Title: **Applications of Stochastic Control and Statistical Inference in Macroeconomics and High-Dimensional Data**

Advisor: Professor Shijie Deng and Professor Xiaoming Huo

Committee members: Professor Ton Dieker, Professor Enlu Zhou, Professor Peng Liang (GSU)

Date and time: Friday, August 07, 2015, 1:00 pm

Location: **ISyE Main, Poole Board Room**

**Abstract:**

This thesis is focused on the optimality of stochastic control in macroeconomics and the fast algorithm of statistical inference. The first topic involves the proof and the calculation of the optimal drift control policy in foreign exchange reserve management. The second topic involves the fast computing algorithm of partial distance covariance statistics with its application in feature screening in high dimensional data.

In the first part of the dissertation, we study the problem of optimally controlling the level of foreign exchange reserve held by a country. When a reserve authority accumulates foreign exchange reserves to meet changing economic conditions, he faces the challenge of finding the right balance between the holding costs and the operational costs involved in adjusting the reserve size. We consider a foreign exchange reserve whose inventory fluctuation is modeled by a Brownian motion with drift, and at any moment the reserve manager can adjust the inventory level by varying the drift rate at which the reserve accumulates or depletes, but incurs a cost satisfies triangle inequality. When the reserve is accumulating or depleting, it also incurs a maintaining cost related with the current drift rate. The inventory level must be nonnegative at all times and continuously incurs a linear holding cost. The manager's problem is to decide when and how to change the drift rate so that the long run expected discounted cost of maintaining the foreign exchange reserve is minimized. We show that, under certain conditions, the control band policies are optimal for the discounted cost drift control problem and explicitly calculate the parameters of the optimal control band policy. In the two drift case, this form of policy is described by two parameters $\{L, U\}$, $0 < L < U$. When the inventory falls to $L$ (rises to $U$), the controller switch the drift rate to depletion (accumulation). We also extend the result to the multiple drift case and develop an algorithm to calculate the optimal thresholds of the optimal control band policy.

In the second part of the dissertation we study the problem of fast computing algorithm of partial distance covariance. If the computation of partial distance covariance is implemented directly accordingly to its definition then its computational complexity is $O(n^2)$ which may hinder the application of an algorithm. To illustrate it, if $n$ is equal to $10^6$, an $O(n^2)$ algorithm will need $10^{12}$ numerical operations, which is impossible even for modern computers. In comparison, an $O(n \log n)$ algorithm will only require around $10^6$ numerical operations, which is doable. In this part of the thesis, we show that an $O(n \log n)$ algorithm for a version of the partial distance covariance exits. The derivation of the fast algorithm involves significant reformulation from the original version of partial distance covariance. We also demonstrate its application in feature screening in high dimensional data in the following part of the thesis.

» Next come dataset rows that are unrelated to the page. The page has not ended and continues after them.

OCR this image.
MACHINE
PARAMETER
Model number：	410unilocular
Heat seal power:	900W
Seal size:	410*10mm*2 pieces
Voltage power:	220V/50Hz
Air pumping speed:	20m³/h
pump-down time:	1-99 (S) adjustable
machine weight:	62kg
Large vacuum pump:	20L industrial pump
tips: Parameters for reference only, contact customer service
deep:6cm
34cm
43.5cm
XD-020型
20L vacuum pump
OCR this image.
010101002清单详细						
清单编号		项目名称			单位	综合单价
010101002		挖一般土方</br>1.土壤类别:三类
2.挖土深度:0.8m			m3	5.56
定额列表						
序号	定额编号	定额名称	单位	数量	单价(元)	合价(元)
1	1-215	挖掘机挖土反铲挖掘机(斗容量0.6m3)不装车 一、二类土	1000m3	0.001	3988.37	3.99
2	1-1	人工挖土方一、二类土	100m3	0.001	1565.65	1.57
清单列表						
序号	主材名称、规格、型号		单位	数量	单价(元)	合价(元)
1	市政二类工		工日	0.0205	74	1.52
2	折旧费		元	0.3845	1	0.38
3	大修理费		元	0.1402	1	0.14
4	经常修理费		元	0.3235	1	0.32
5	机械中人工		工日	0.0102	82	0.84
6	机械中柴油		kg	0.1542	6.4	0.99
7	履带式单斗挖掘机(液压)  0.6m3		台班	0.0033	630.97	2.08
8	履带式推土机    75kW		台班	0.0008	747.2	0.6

In the final part of the thesis we further study the feature screening problem in high dimensional data. We propose an iterative feature screening procedure based on the partial distance covariance. This procedure can simultaneously address the two issue when using sure independence screening (SIS) procedure. First, an important predictor that is marginally uncorrelated but jointly correlated with the response cannot be picked by SIS and thus will not enter the estimation model. Second, SIS works only for linear models, and performance is very unstable in other nonlinear models. To the best of our knowledge, this is the first time that the ``new metric'' -- partial distance covariance -- is used for feature screening, and the idea of conditional screening is formally developed.